24. LUKA DAN BUNGA

315K 29.6K 14.4K
                                    

24. LUKA DAN BUNGA

Matahari baru saja keluar dari peraduannya membuat tetes-tetes embun jatuh bergulir di jendela kamar yang sudah terbuka lebar-lebar itu. Aroma segar tanah basah sisa hujan kemarin kembali menyerbak.

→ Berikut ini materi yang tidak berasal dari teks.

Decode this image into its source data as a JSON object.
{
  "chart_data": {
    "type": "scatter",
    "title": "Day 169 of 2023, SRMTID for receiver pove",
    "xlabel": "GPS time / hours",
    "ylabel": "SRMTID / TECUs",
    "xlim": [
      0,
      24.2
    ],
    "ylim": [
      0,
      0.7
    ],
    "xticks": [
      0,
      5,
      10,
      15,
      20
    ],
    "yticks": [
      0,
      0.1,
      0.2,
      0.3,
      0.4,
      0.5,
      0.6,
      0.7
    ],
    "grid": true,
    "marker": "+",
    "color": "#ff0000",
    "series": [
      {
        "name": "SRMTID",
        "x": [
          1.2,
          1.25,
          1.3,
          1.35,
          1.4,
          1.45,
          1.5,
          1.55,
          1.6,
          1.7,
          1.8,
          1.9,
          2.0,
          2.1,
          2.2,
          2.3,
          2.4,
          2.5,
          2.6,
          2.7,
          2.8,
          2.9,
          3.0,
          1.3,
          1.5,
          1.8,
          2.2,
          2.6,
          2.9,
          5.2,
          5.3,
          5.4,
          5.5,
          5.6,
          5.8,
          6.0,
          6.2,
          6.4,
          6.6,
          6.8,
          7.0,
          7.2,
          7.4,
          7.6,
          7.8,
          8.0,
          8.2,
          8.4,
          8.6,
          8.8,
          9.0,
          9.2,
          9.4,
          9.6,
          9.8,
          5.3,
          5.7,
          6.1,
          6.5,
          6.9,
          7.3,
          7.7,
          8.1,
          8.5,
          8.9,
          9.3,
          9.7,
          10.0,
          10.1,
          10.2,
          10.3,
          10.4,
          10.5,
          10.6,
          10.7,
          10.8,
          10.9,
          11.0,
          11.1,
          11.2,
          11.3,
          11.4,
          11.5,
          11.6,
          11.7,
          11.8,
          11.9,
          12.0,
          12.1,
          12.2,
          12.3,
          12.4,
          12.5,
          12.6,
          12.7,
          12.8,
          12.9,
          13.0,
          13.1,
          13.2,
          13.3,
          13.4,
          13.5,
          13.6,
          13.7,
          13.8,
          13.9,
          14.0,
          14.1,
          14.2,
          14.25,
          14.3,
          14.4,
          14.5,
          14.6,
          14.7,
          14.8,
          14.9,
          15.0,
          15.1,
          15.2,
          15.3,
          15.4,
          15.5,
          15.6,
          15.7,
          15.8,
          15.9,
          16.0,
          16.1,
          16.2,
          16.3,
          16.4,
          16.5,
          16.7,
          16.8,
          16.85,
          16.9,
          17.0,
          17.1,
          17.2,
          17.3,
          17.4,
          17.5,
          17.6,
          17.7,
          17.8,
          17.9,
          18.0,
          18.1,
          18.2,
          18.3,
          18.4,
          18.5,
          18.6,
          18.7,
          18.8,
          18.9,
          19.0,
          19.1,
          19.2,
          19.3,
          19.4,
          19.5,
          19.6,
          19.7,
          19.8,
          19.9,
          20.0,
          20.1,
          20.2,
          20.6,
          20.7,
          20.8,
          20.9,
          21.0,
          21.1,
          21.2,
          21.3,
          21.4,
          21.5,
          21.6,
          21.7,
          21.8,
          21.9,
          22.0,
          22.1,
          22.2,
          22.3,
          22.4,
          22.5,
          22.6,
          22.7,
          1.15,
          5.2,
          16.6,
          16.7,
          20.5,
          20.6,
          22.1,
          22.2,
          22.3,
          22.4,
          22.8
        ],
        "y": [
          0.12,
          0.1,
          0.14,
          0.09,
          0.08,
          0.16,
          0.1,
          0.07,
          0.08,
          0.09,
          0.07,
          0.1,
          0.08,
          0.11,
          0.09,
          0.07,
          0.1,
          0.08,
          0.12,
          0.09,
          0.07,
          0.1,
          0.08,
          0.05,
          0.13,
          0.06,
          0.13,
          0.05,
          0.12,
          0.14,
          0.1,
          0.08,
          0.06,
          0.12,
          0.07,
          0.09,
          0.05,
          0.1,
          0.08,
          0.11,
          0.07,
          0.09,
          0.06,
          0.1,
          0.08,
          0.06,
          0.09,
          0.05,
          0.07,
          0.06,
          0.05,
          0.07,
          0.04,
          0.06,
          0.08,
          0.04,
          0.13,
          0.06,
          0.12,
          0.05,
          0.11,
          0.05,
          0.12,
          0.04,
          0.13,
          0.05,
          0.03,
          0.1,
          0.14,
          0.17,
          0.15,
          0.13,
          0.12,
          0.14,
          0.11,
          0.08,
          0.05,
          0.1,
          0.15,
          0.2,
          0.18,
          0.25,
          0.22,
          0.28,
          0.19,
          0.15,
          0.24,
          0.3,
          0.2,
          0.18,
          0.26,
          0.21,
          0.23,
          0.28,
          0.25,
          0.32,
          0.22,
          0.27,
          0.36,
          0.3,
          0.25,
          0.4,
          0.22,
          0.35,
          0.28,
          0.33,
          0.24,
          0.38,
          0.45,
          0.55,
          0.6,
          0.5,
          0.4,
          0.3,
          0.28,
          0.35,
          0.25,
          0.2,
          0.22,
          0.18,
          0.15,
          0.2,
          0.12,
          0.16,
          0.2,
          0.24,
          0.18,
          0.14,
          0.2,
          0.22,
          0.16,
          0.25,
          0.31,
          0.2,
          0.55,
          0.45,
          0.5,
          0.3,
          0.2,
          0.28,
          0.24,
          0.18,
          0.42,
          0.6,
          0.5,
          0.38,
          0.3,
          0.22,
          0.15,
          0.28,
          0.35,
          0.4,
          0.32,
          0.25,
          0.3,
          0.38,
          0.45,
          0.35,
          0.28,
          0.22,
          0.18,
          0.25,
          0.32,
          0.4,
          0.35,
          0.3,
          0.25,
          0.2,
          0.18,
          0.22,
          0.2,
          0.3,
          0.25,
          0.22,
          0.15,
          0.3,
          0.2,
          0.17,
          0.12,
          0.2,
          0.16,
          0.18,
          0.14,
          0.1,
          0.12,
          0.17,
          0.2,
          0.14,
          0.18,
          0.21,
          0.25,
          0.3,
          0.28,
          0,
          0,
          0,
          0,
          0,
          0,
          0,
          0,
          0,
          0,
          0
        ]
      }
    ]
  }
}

Angin dingin pagi menyentuh kulit seorang perempuan yang tengah sibuk memasang pita oranye di kuncirannya.

Moza sedang cepat-cepat mengambil tasnya lalu keluar kamar dan turun lewat tangga karena kalau tidak cepat-cepat berangkat ke sekolah. Gerbang sekolahnya akan ditutup. Moza tidak mau berurusan dengan Pak Broto atau Bu Rai pagi ini seperti Chiko dan kawan-kawannya yang suka terlambat. Apalagi Chiko dan Ganang. Langganan terlambat guru BK. Maka tak heran namanya selalu diingat guru BK.

“Kemarin lo pulang sama Chiko?” Nency yang sudah duduk tenang di meja makan bertanya pada Moza. Perempuan yang sedang mengoles selai dengan pisau itu terlihat seperti ingin memakan Moza hidup-hidup dengan tatapannya.

“Lo tuli atau gagu? Kalau gue tanya tuh jawab!” Nency menggebrak meja makan membuat Moza terlonjak tapi perempuan itu masih memperhatikan Nency tanpa berbicara sepatah kata dari bibirnya.

Nency berdiri dan menghampiri Moza. “Semakin gue diemin lo semakin berani ya sama gue? Gue aduin ke Papa lo kalau kemarin lo pulang malem pulangnya sama cowok! Biar tau rasa!”

“Emangnya kenapa kalau gue pulang malem sama cowok? Dia kan cowok gue. Daripada lo sama cowok beda-beda terus pulangnya! Kalau gitu gue bakal bilang kalau yang kemarin ninggalin gue sendirian di sana itu lo ke Ayah!” balas Moza masih kesal dengan malam kemarin membuat Nency mendorong Moza ke belakang dengan pundak kirinya.

“Lama-lama lo ngeselin ya? Udah tinggal di rumah gue, gak bayar, makan gratis, pake baju gue juga dulu! Dasar gak tau terima kasih! Nyesel gue pura-pura seneng di depan Papa pas lo dateng ke sini!”

“Kenapa nyesel? Harusnya lo seneng bisa punya saudara. Lo gak bakal hidup sendiri. Lo bisa curhat sama gue. Saudara itu ada biar lo bisa berbagi cerita. Lo butuh orang lain buat bersosialisasi, Nency. Karena lo gak bisa hidup tanpa orang lain,” ucap Moza.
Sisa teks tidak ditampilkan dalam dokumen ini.